Delete samples from loss in a differentiable way

I would like to remove “easy” samples with negligible error from the loss, so that they do not dominate the mean loss value. Focal loss in the RetinaNet paper uses weighting to address the issue. I just want to remove those samples.

I suppose, the following is not right, as it changes the loss value in place and disrupts the computation graph.

output = network(images)
loss = loss_function(output)
loss = loss[loss > 1e-6]
loss = torch.mean(loss)

I know there are some selection functions in PyTorch, but not sure which one is suitable in this case.
What is the easiest way to do this correctly? (In a differentiable way, without disrupting the computation graph)



Actually your example does not do any inplace operation ! It would if you were doing loss[loss > 1e-6].zero_().
So your code should work without issue and the entries that were not selected by your mask will just have gradients of 0 in the rest of the network.

Thanks a lot!

So, this expression does not break the computation graph and gradients are properly back propagated as intended (zero for the low loss, normal for the remaining)?

I thought I need to use one of those selection functions so that it is differentiable.
I wonder how it is achieved in such cases.
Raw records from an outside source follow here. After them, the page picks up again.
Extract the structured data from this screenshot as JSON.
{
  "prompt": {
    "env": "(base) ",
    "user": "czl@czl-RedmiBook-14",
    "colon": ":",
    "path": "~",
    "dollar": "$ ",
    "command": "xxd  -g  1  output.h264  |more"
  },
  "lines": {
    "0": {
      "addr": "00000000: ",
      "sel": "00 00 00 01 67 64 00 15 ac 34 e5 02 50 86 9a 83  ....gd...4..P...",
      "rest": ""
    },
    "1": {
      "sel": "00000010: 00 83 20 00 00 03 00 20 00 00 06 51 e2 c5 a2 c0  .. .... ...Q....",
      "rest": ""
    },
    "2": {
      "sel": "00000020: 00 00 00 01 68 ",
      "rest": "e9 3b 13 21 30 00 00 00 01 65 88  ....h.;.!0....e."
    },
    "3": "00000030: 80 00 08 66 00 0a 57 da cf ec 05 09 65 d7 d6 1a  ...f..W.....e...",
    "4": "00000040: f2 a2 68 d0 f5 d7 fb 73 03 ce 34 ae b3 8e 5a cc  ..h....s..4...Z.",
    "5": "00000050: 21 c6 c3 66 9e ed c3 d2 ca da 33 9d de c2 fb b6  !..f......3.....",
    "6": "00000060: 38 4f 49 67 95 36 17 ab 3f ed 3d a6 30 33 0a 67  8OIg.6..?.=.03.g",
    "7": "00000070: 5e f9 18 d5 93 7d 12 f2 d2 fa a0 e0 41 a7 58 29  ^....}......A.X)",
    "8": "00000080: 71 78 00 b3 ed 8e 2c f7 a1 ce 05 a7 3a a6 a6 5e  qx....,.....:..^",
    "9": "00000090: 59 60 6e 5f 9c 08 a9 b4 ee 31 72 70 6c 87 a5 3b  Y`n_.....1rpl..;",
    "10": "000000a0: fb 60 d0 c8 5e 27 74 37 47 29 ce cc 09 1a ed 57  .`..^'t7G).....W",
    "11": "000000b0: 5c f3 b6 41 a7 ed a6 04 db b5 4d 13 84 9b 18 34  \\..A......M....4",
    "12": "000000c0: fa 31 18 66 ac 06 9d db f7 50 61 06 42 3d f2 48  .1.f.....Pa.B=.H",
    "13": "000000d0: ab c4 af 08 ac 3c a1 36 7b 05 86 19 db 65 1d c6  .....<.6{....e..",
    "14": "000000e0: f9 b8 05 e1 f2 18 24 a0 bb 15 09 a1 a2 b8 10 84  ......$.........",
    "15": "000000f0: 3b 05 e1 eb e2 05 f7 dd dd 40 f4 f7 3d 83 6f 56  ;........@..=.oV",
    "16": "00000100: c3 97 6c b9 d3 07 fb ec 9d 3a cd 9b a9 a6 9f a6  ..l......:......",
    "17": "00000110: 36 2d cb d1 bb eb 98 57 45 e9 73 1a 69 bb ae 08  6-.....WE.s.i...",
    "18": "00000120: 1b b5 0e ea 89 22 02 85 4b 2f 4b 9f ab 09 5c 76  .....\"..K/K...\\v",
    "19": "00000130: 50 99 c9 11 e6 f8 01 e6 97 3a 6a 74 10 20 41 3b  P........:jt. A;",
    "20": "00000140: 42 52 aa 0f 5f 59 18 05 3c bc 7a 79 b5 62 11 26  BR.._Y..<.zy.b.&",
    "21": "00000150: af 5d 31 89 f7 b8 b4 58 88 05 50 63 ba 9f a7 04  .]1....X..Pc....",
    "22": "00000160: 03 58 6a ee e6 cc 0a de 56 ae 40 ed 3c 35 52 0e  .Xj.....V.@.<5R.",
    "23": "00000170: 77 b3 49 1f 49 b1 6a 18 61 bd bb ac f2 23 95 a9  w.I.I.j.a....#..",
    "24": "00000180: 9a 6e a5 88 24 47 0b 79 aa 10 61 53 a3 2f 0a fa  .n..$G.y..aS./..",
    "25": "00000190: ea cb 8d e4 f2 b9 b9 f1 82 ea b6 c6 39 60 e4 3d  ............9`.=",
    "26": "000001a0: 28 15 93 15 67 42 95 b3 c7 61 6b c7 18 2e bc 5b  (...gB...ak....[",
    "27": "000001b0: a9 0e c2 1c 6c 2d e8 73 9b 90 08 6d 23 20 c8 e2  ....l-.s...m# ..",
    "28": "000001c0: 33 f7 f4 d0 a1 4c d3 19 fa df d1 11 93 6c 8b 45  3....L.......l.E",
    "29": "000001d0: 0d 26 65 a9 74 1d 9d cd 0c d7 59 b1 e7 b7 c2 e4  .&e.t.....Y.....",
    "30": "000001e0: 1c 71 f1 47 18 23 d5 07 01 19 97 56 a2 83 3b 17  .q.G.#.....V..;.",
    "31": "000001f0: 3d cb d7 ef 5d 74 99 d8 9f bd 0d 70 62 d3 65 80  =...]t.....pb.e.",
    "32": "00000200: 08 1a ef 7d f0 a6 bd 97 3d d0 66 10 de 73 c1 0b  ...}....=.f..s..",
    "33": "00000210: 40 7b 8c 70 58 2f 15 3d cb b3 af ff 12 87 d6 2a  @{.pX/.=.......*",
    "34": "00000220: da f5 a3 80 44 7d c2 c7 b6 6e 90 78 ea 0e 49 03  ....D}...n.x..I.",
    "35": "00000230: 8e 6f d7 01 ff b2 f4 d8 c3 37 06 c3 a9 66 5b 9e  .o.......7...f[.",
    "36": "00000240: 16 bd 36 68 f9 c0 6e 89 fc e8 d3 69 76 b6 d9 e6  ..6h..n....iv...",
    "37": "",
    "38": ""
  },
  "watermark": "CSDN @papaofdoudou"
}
And in general, which ops/functions are diff and which are not.
Do you know of some doc or blog post that explains these in some detail?

The advanced indexing functions like this are actually implemented with a mix of these selection functions.
(Almost) all the functions are differentiable. Be mindful of the function you use though. A function like indexing for example cannot give gradients for the indices (well they are all 0s), only the tensor that is indexed.